When state lawmakers balanced the budget, they penciled in an extra four billion dollars in tax revenue. But not everyone's confident that money will materialize. Republican George Runner is on the Board of Equalization:
Runner: "This budget is probably upside down close to 5-6 billion dollars on revenues that is most likely not going to be seen."
State revenues are already about 350 million dollars behind what lawmakers were counting on. But economist Stephen Levy cautions against making too much of that:
Levy: "Every week it seems more likely that the four billion can come in."
Levy is Director of the Center for Continuing Study of the California Economy. He says things are looking up in Silicon Valley:
Levy: "It won't come because the California economy is in some kind of miraculous recovery, but the tech sector is large enough that it could pull off the four billion dollars itself."
Lawmakers passed so-called "trigger" cuts that would be phased in if the extra revenue doesn't pan out. They include deeper reductions to higher education and social services, as well as chopping up to seven days off the school year.
Strickland: "I have as much chance to start for the Dallas Cowboys as starting quarterback as those trigger cuts have of happening.
Republican Senator Tony Strickland says if revenue falls short, he thinks Democrats will re-open the budget instead:
Strickland: "The legislature is not going to allow us to cut the school year by seven days. That's a non-starter. They put that in their tier- trigger, but we all here in the building know that's not going to happen."

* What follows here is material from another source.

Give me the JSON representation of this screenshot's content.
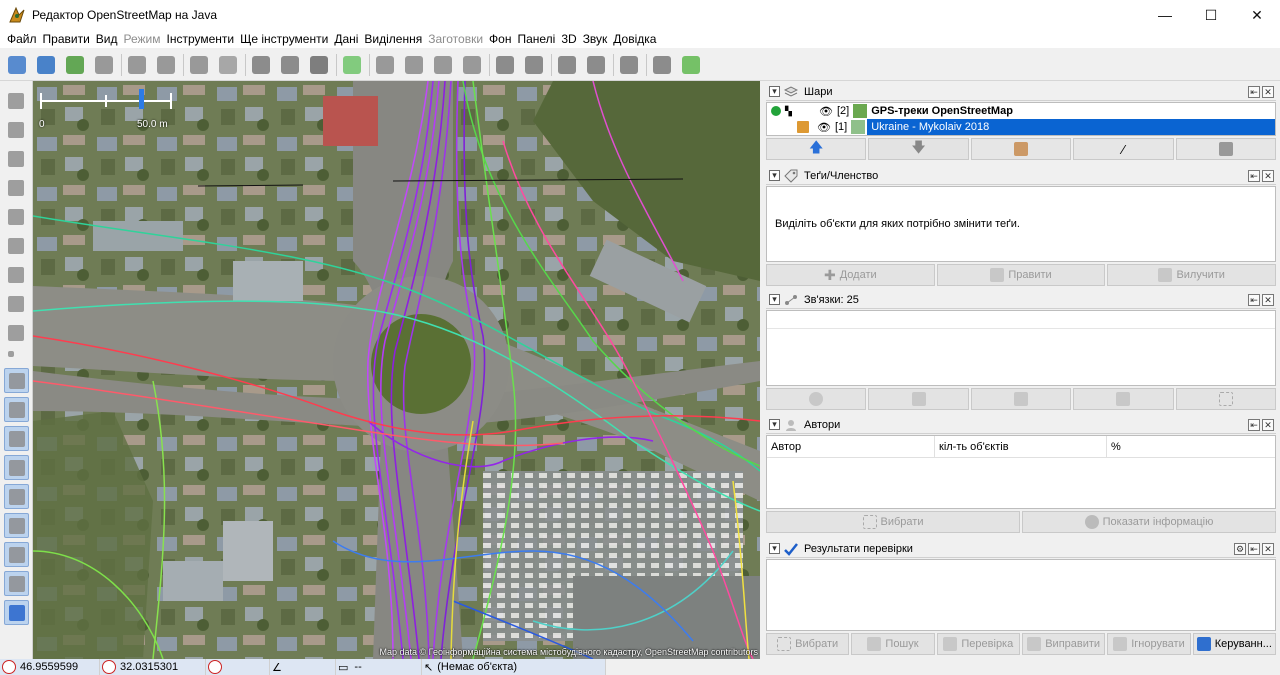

Tax revenue isn't the only unknown. There are already lawsuits and efforts to overturn parts of the budget via the ballot in the works. Democratic Senate Leader Darrell Steinberg says he realizes those are real risks, but he still believes the situation is better than it's been for a long time:
Steingberg: "Might we have to come back in January, sure, but I don't think it will be anything like what we have been dealing with and what the people of California have been dealing with over the past three years."